O Serviço de Imigração e Alfândega dos Estados Unidos (ICE) deteve, na última quinta-feira, o polêmico ativista britânico de extrema-direita Milo Yiannopoulos. A operação de captura ocorreu no Aeroporto Internacional de Nova Orleães, na Louisiana, conforme oficializado pelo Departamento de Segurança Interna (DHS).
O ativista, de 41 anos, que se notabilizou como uma das vozes mais provocadoras do conservadorismo radical e por posições ferozmente contrárias à presença de estrangeiros sem documentos, é agora classificado pelas autoridades federais como um imigrante ilegal prestes a ser expulso do território americano.

A permanência de Yiannopoulos no país já ocorria de forma irregular há anos. O britânico deu entrada legalmente nos Estados Unidos em maio de 2019, mas optou por permanecer além do prazo concedido pelo visto. A sua situação jurídica agravou-se drasticamente em 22 de julho deste ano, data em que um juiz de imigração emitiu uma ordem final de deportação após o comentador faltar à audiência judicial agendada.

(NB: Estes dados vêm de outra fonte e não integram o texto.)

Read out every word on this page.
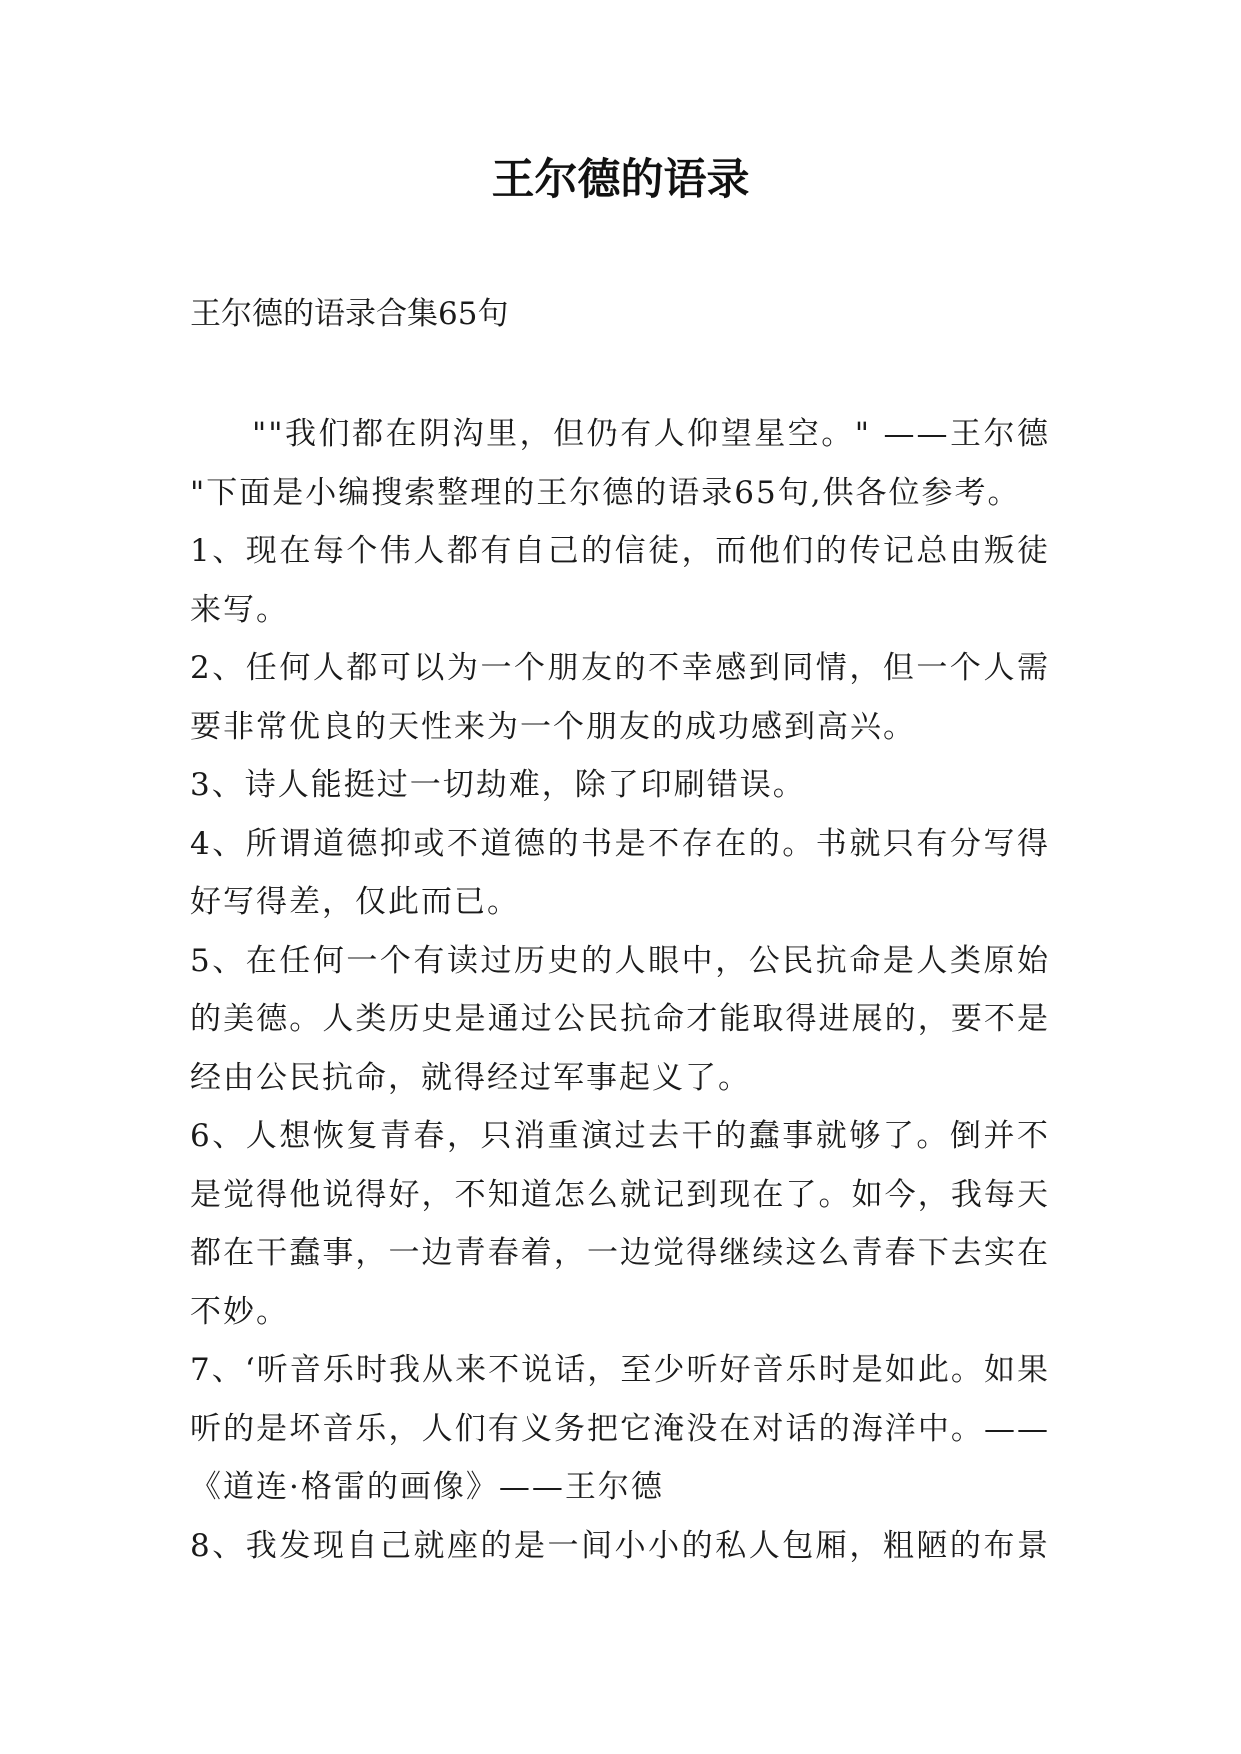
王尔德的语录

王尔德的语录合集65句

""我们都在阴沟里，但仍有人仰望星空。" ——王尔德
"下面是小编搜索整理的王尔德的语录65句,供各位参考。
1、现在每个伟人都有自己的信徒，而他们的传记总由叛徒
来写。
2、任何人都可以为一个朋友的不幸感到同情，但一个人需
要非常优良的天性来为一个朋友的成功感到高兴。
3、诗人能挺过一切劫难，除了印刷错误。
4、所谓道德抑或不道德的书是不存在的。书就只有分写得
好写得差，仅此而已。
5、在任何一个有读过历史的人眼中，公民抗命是人类原始
的美德。人类历史是通过公民抗命才能取得进展的，要不是
经由公民抗命，就得经过军事起义了。
6、人想恢复青春，只消重演过去干的蠢事就够了。倒并不
是觉得他说得好，不知道怎么就记到现在了。如今，我每天
都在干蠢事，一边青春着，一边觉得继续这么青春下去实在
不妙。
7、‘听音乐时我从来不说话，至少听好音乐时是如此。如果
听的是坏音乐，人们有义务把它淹没在对话的海洋中。——
《道连·格雷的画像》——王尔德
8、我发现自己就座的是一间小小的私人包厢，粗陋的布景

Segundo informações divulgadas pelas autoridades e dados que constam na notificação oficial acompanhada pela fotografia do registro policial, o britânico permanecerá sob custódia ostensiva até que a sua remoção forçada para o Reino Unido seja devidamente concretizada.

A detenção ocorreu em um momento em que Yiannopoulos mantinha agendas no estado da Louisiana. Segundo apurado pelo Jornal Brazilian Press, o ativista estava na cidade de Nova Orleães para acompanhar um concerto do artista Ye, anteriormente conhecido como Kanye West, com quem mantém laços próximos de cooperação. Figura central no ecossistema da extrema-direita da última década, Yiannopoulos construiu notoriedade a partir do portal Breitbart News sob a bandeira da liberdade de expressão irrestrita e do combate ao que chamava de “politicamente correto”, acumulando sucessivas denúncias de racismo e misoginia.
O episódio carrega contornos de forte contradição política. Um dos pioneiros no apoio público à primeira candidatura de Donald Trump em 2016, Yiannopoulos distanciou-se do ex-presidente recentemente, mas mantinha uma retórica radical sobre o controle de fronteiras. Em publicações feitas nas redes sociais, o britânico chegou a defender a instalação de postos de controle do ICE em supermercados, postos de gasolina e prédios públicos na Califórnia para a deportação sumária de indocumentados, além de ter solicitado imunidade legal irrestrita para os agentes de imigração em serviço. Agora, é o próprio aparato repressivo que o mantém detido enquanto aguarda o voo de regresso ao seu país de origem.